Per la Procura Andreini avrebbe fatto disporre alla madre e alla sorella – a falso titolo di pagamento di opere d’arte – sei bonifici per un importo di 13.194 euro (ridicolo rispetto alle accuse) su un conto corrente intestato alla Art3035Gallery di Amsterdam, di proprietà di Andrea Deiana, allo scopo di riciclarli. In realtà nei 625 giorni passati al setaccio, Andreini aveva davvero comprato la litografia autografata di Banksy Il lanciatore di fiori (con tanto di certificato) e due opere d’arte di Keith Haring. Eppure i magistrati erano sicuri che l’uomo utilizzasse soldi non suoi ma i proventi del narcotraffico (teoricamente condotto dal gallerista Deiana), tanto che ne avevano chiesto il carcere e si erano dovuti accontentare dell’obbligo di presentazione giornaliero alla polizia giudiziaria, un’ingiusta restrizione della libertà che il malcapitato mercante d’arte ha scontato da innocente dal 15 maggio 2022 al 9 aprile 2024, quando gli è stata revocata su istanza di Genchi (nonostante il no del pm).

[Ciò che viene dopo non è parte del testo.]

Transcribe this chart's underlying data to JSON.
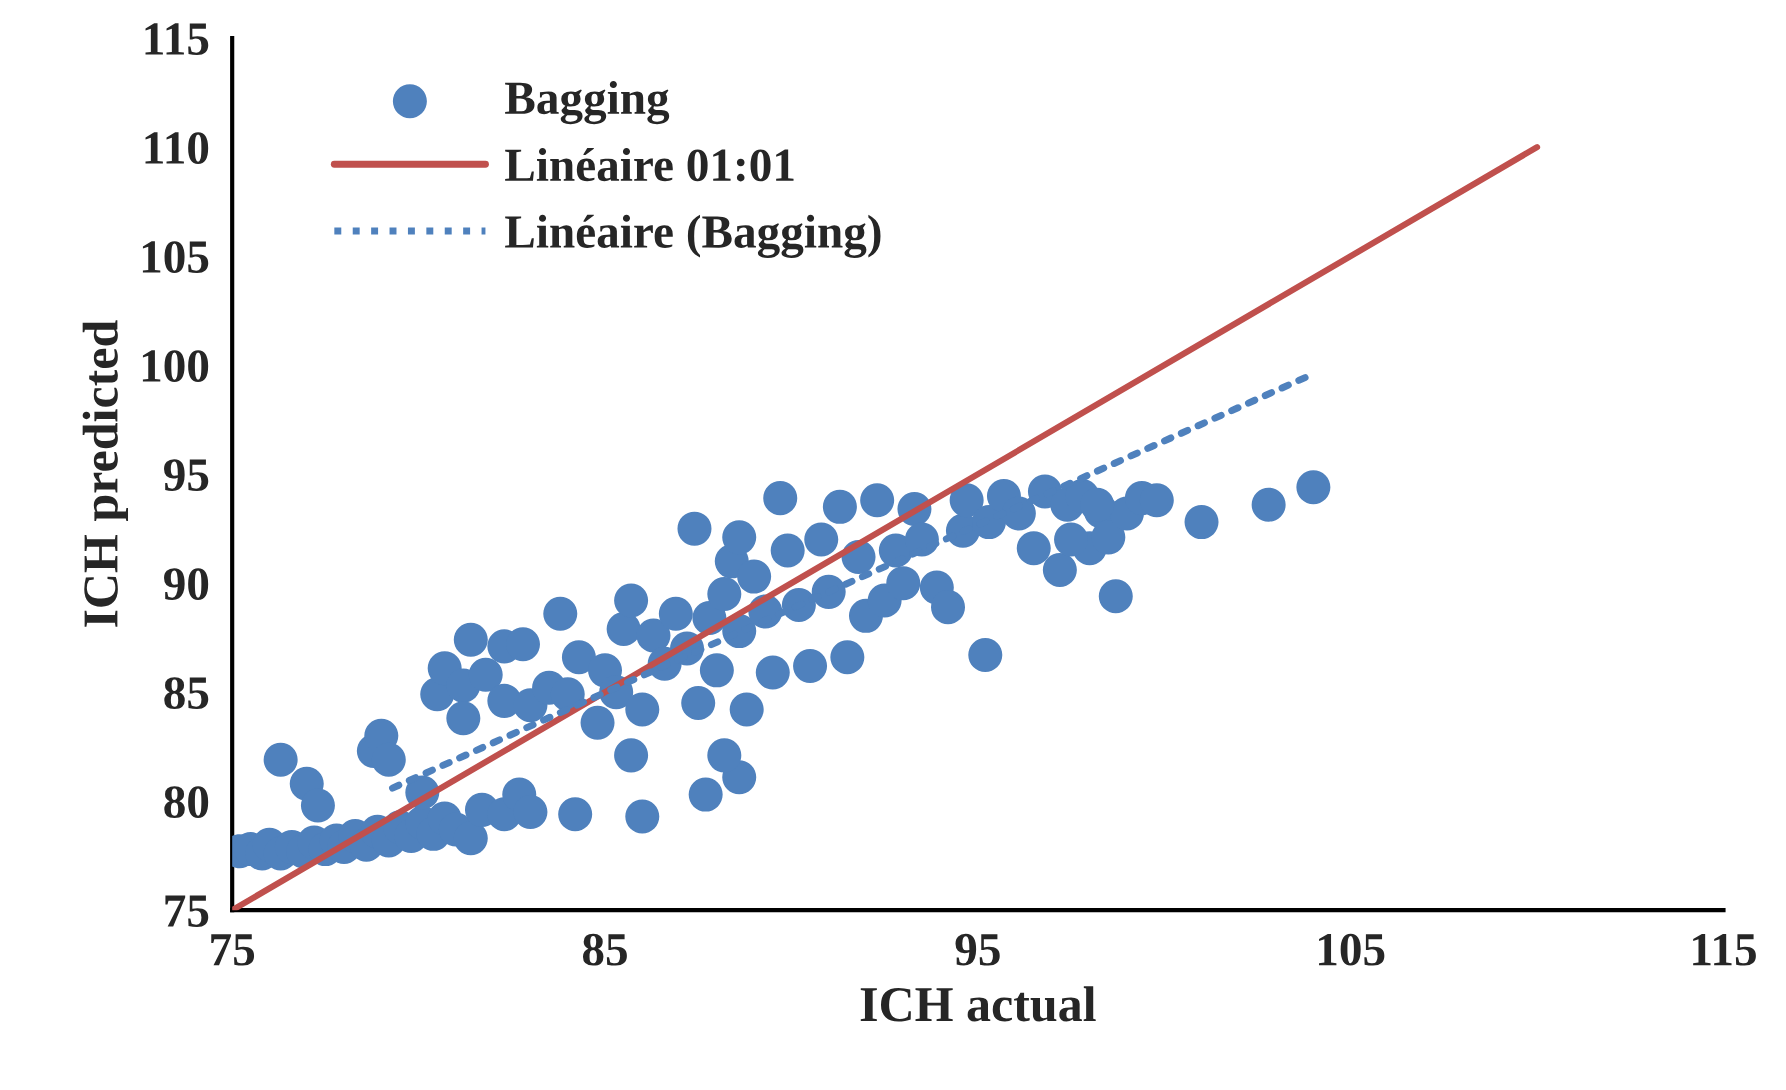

La Squadra Mobile di Milano aveva acquisito il contenuto di alcune chat della messaggistica criptata Sky Ecc, attribuendole a Andreini. La minuziosa controanalisi di Genchi – ex poliziotto esperto di intercettazioni, con alle spalle centinaia di processi – che Andreini era solo uno dei diversi utilizzatori dell’Id di Sky Ecc «LN7J9H», effettivamente utilizzato da altri soggetti (con almeno sei smartphone con codici IMEI diversi). Tanto che in passato altre sentenze hanno demolito l’attendibilità sulla reale identità degli autori delle messaggistiche criptate. «Gli inquirenti meneghini avrebbero dovuto richiedere alle Autorità francesi le chat complete di tutti gli Id, anche al fine di accertare il reale coinvolgimento e l’effettiva identità dei (sicuri) plurimi utilizzatori», dice Genchi al Giornale.
La sua tesi è stata pienamente accolta da Arnaldi, che qualche mese fa aveva assolto con le stesse motivazioni un altro soggetto, condannato a 16 anni per altri due presunti traffici di stupefacenti con Deiana, a sua volta difeso da Genchi e assolto in abbreviato.